Hi all

I am trying to send a stream of data from Windows CE to a Java program
on my desktop over bluetooth.

However, there seems to have some inconsistency with regard to character
encoding. (i.e. some squares are shown together with some correct
characters).

I suspect that re-encoding is required using
String(readBuffer, souceEncoding);

How can the souceEncoding be found? There are many types of unicode
that exist. Which of this is being used by my Pocket PC?

Ponce

Re: UNICODE in Windows CE by MSenne

MSenne
Thu Jan 12 16:06:53 CST 2006

There are 4 encodings that Pocket PCs (or at least the .NET CF) use.
ASCII (7 of 8 bits used)
UTF7 (7 of 8 bits used)
UTF8 (8 bits used)
Unicode (16 bits used)

In my experience UTF7 displays non-standard characters in controls the
best, UTF8 is the best for storing non-standard characters.
ASCII characters correspond to their Unicode equivalents exactly in
decimal value, it just takes an extra byte to store them, which shows
up like a NULL square when displayed.

If you know you are dealing with Unicode (16bits/char) then just loop
through the list one byte at a time and remove all the NULLs (int value
of the byte is 0).
If you want to have a robust solution that can autodetect then we'll
need info as to what language you are writing this in for starters.

Have fun!
-MSenne


Re: UNICODE in Windows CE by ctacke/>

ctacke/>
Thu Jan 12 20:27:10 CST 2006

Looping through removing nulls isn't really the way to go, using
Encoding.Unidoce to convert is a far better way. Unicode is 2 bytes for a
reason - it's possible that second byte means something.

-Chris

"MSenne" <yoat42@gmail.com> wrote in message
news:1137103613.294180.49030@z14g2000cwz.googlegroups.com...
> There are 4 encodings that Pocket PCs (or at least the .NET CF) use.
> ASCII (7 of 8 bits used)
> UTF7 (7 of 8 bits used)
> UTF8 (8 bits used)
> Unicode (16 bits used)
>
> In my experience UTF7 displays non-standard characters in controls the
> best, UTF8 is the best for storing non-standard characters.
> ASCII characters correspond to their Unicode equivalents exactly in
> decimal value, it just takes an extra byte to store them, which shows
> up like a NULL square when displayed.
>
> If you know you are dealing with Unicode (16bits/char) then just loop
> through the list one byte at a time and remove all the NULLs (int value
> of the byte is 0).
> If you want to have a robust solution that can autodetect then we'll
> need info as to what language you are writing this in for starters.
>
> Have fun!
> -MSenne
>



Re: UNICODE in Windows CE by MSenne

MSenne
Fri Jan 13 08:55:34 CST 2006

No, not the best way to go. But if he wasn't using the .NET CF that's
how I'd probably go for testing a simple "solution." If you want to
convert it from Unicode before sending it to Java then you're going to
lose 1 of the bytes from your data in any kind of conversion. Removing
the first byte is a basic Unicode->ASCII conversion. That's all you're
going to end up doing removing the first byte, but there are better
ways to do it if you are using managed code.
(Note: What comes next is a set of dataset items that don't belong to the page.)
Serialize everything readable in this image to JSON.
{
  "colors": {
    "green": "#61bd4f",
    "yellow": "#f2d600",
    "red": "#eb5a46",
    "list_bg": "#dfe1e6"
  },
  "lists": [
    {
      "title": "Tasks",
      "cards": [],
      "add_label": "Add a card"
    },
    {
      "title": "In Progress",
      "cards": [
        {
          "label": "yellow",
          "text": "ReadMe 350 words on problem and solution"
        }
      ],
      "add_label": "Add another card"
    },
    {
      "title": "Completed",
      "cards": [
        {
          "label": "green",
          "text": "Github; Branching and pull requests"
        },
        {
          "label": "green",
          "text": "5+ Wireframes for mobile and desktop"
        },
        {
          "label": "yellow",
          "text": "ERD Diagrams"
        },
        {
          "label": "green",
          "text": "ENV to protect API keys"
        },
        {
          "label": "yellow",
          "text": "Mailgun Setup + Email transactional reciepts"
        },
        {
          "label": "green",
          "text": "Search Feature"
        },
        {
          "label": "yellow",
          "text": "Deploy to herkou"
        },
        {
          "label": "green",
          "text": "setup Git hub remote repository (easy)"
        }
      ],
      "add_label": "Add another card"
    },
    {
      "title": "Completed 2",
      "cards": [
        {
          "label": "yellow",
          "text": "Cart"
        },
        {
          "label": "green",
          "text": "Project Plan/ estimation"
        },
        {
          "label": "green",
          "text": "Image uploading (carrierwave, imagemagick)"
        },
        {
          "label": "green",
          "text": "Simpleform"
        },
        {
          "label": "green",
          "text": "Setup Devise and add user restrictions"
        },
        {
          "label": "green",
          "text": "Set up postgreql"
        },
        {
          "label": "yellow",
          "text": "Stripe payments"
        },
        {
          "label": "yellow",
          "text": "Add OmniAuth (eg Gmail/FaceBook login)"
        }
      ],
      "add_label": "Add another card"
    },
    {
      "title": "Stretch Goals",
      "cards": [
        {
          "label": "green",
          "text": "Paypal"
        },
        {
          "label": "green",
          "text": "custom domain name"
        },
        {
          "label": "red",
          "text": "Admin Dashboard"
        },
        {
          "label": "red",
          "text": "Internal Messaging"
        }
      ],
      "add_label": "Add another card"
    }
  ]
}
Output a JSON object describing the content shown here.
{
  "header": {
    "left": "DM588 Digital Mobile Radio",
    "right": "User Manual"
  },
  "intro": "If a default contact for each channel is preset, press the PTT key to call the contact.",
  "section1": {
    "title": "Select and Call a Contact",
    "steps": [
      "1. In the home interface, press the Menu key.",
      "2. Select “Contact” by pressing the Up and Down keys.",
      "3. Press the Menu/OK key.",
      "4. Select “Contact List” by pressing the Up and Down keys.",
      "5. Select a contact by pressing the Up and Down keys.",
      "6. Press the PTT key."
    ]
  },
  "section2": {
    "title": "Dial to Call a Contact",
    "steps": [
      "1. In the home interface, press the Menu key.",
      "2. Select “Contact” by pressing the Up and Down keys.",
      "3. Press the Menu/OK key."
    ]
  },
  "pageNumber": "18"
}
Looks like you are using .NET, so I guess I'll try to actually answer
your question this time:
How can the source encoding be found? Try the GetEncoding method from
the System.Text.Encoding class.
http://msdn.microsoft.com/library/default.asp?url=/library/en-us/cpref/html/frlrfsystemtextencodingclassgetencodingtopic.asp

-MSenne


Re: UNICODE in Windows CE by ponce

ponce
Sat Jan 14 02:43:19 CST 2006

Hi MSenne

sorry for this late reply...

i am using Windows API to do the Windows CE programming. So far, it
works by removing the NULLs in the Java program. I believe that it will
work as well if i convert it to ASCII first before sending
<strong>specifically to my case</strong>. i wish that managed codes can
be used but it will take up too much time to create a C interface for
the SDK which i am using. Hence, i have to stay with API.

one more thing, is there any recommended sites for learning strings? it
gets quite confusing as a new windows programmer to work with a mixture
of TCHAR, char, LPSTR, bytes... and conversion between the formats
because of the different devices being used...

Thanks :)
Ponce



MSenne wrote:
> No, not the best way to go. But if he wasn't using the .NET CF that's
> how I'd probably go for testing a simple "solution." If you want to
> convert it from Unicode before sending it to Java then you're going to
> lose 1 of the bytes from your data in any kind of conversion. Removing
> the first byte is a basic Unicode->ASCII conversion. That's all you're
> going to end up doing removing the first byte, but there are better
> ways to do it if you are using managed code.
>
> Looks like you are using .NET, so I guess I'll try to actually answer
> your question this time:
> How can the source encoding be found? Try the GetEncoding method from
> the System.Text.Encoding class.
> http://msdn.microsoft.com/library/default.asp?url=/library/en-us/cpref/html/frlrfsystemtextencodingclassgetencodingtopic.asp
>
> -MSenne
>

Re: UNICODE in Windows CE by Hao

Hao
Mon Jan 16 03:10:36 CST 2006

Well, I was also confused by this stuff, and I found 2 useful articles
to understand Unicode

http://www.tenouk.com/ModuleG.html

http://www.codeproject.com/string/cppstringguide1.asp


Re: UNICODE in Windows CE by ponce

ponce
Tue Jan 17 09:02:28 CST 2006

That's cool! :)

Hao wrote:
> Well, I was also confused by this stuff, and I found 2 useful articles
> to understand Unicode
>
> http://www.tenouk.com/ModuleG.html
>
> http://www.codeproject.com/string/cppstringguide1.asp
>